Meta processes CSV files sequentially (one at a time), but uses parallel processes within each file for I/O operations. This design is hard-coded for stability reasons: Virtuoso does not handle parallel SPARQL queries well.

For each file, Meta spawns up to 4 parallel processes:
- 2 for RDF file storage (data + provenance)
- 2 for SPARQL query generation (data + provenance)

## Manual upload

If the automatic upload fails mid-process (connection timeout, triplestore restart, etc.), you can retry with the manual upload script:

```bash
uv run python -m oc_meta.run.upload.on_triplestore <ENDPOINT_URL> <SPARQL_FOLDER>
```

Options:

| Option | Default | Description |
|--------|---------|-------------|
| `--batch_size` | 10 | Quadruples per batch |
| `--cache_file` | ts_upload_cache.json | Track processed files |
| `--failed_file` | failed_queries.txt | Log failed queries |
| `--stop_file` | .stop_upload | Touch this file to stop gracefully |

The script tracks progress in the cache file, so you can restart without reprocessing completed files.

## Error handling

Meta tracks progress in two files inside `base_output_dir`:

- **`cache.txt`**: Lists successfully processed CSV files. On restart, Meta skips files already in this list.
- **`errors.txt`**: Logs failed files with their error messages (filename + traceback).

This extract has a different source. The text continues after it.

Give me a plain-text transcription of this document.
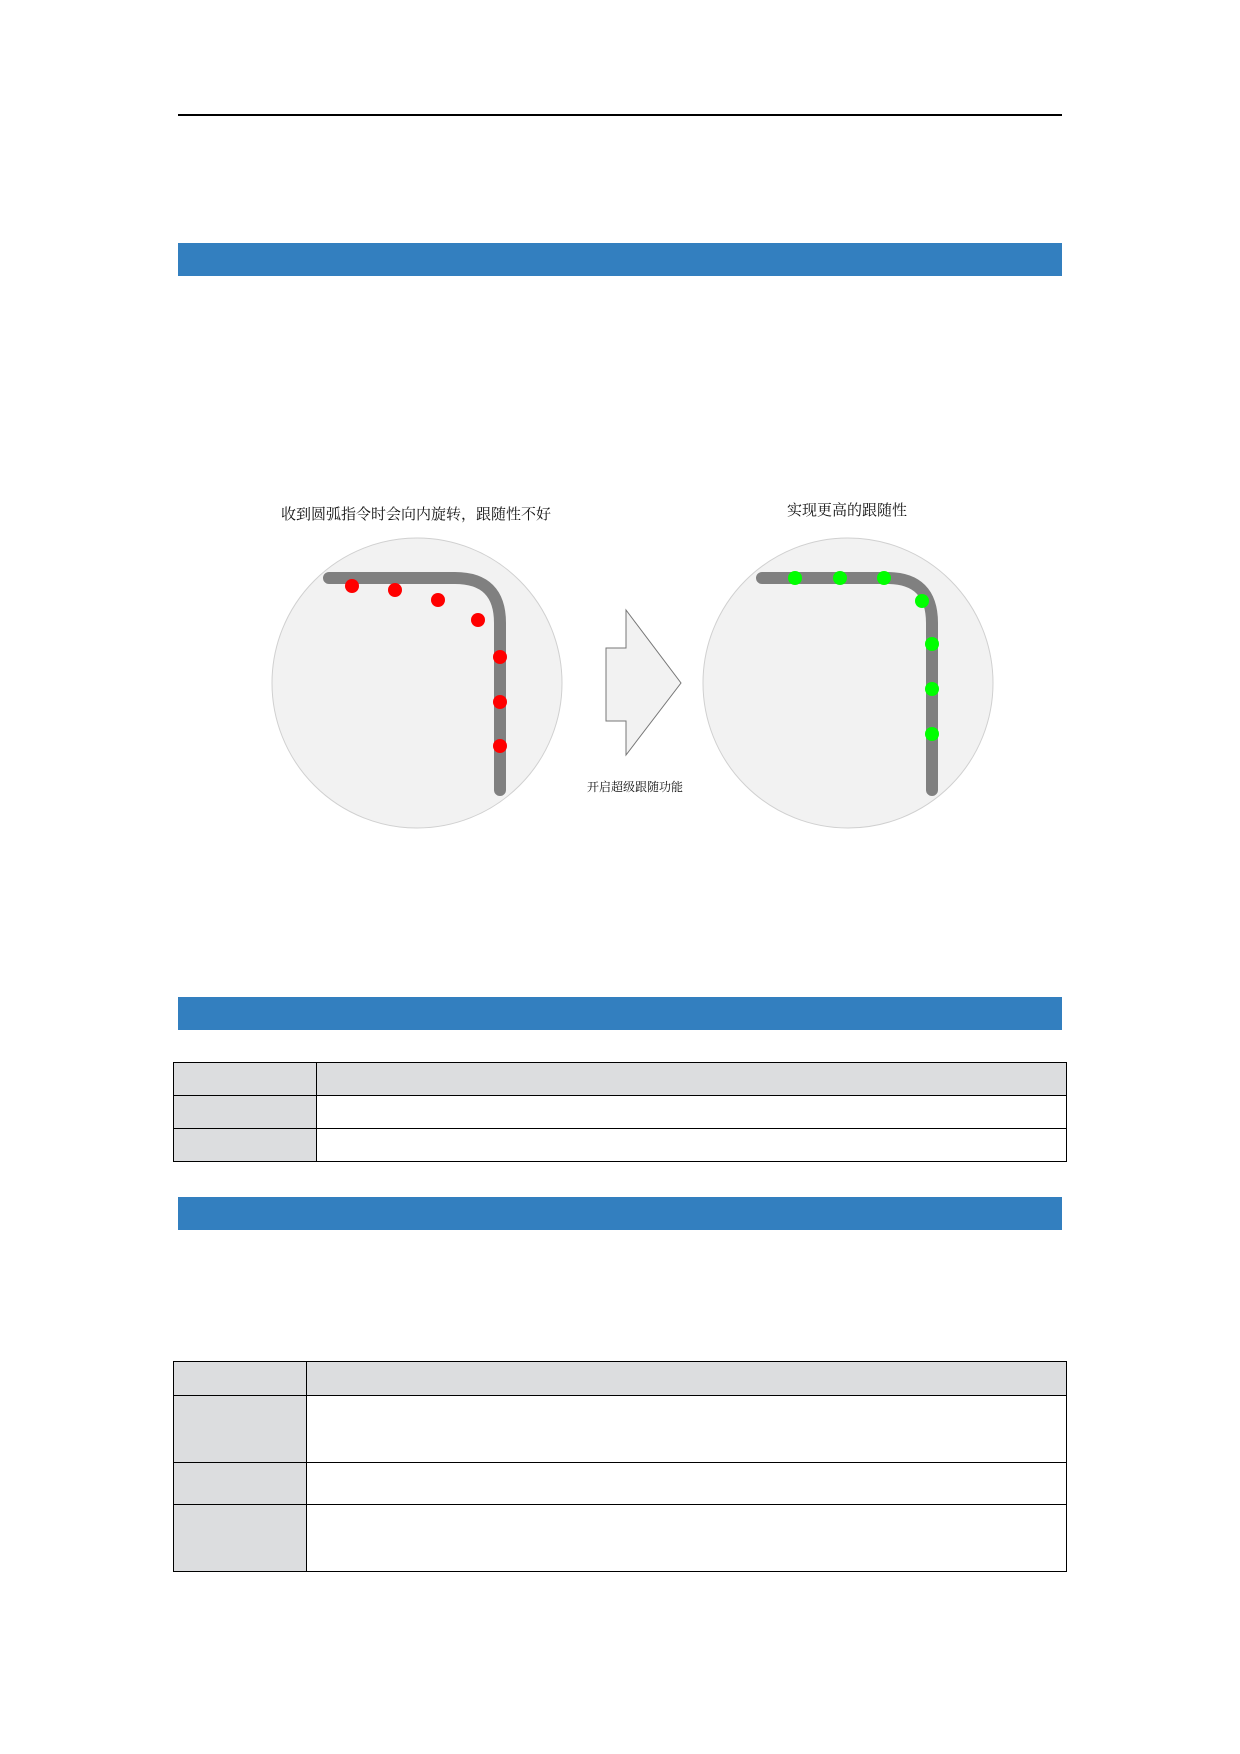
收到圆弧指令时会向内旋转，跟随性不好	实现更高的跟随性
开启超级跟随功能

If a file fails, Meta logs the error and continues with the next file. At the end of a complete run, `cache.txt` is renamed with a timestamp (e.g., `cache_2024-01-15T10_30_00.txt`).

## Output files

RDF files are always generated. When `rdf_files_only: false` (default), SPARQL queries are also produced:

```
output/
├── br/                      # Bibliographic resources
│   └── 060/                 # Supplier prefix
│       └── 10000/           # Entities 1-10000 (dir_split_number)
│           ├── 1000.zip     # Entities 1-1000 (items_per_file)
│           ├── 2000.zip     # Entities 1001-2000
│           └── ...
├── ra/                      # Responsible agents
├── id/                      # Identifiers
├── ar/                      # Agent roles
├── re/                      # Resource embodiments
└── prov/                    # Provenance graphs
```

The directory structure is determined by `dir_split_number` (entities per subdirectory) and `items_per_file` (entities per JSON file). For example, with `dir_split_number: 10000` and `items_per_file: 1000`, entity `br/060/15234` is stored in `br/060/20000/16000.zip`.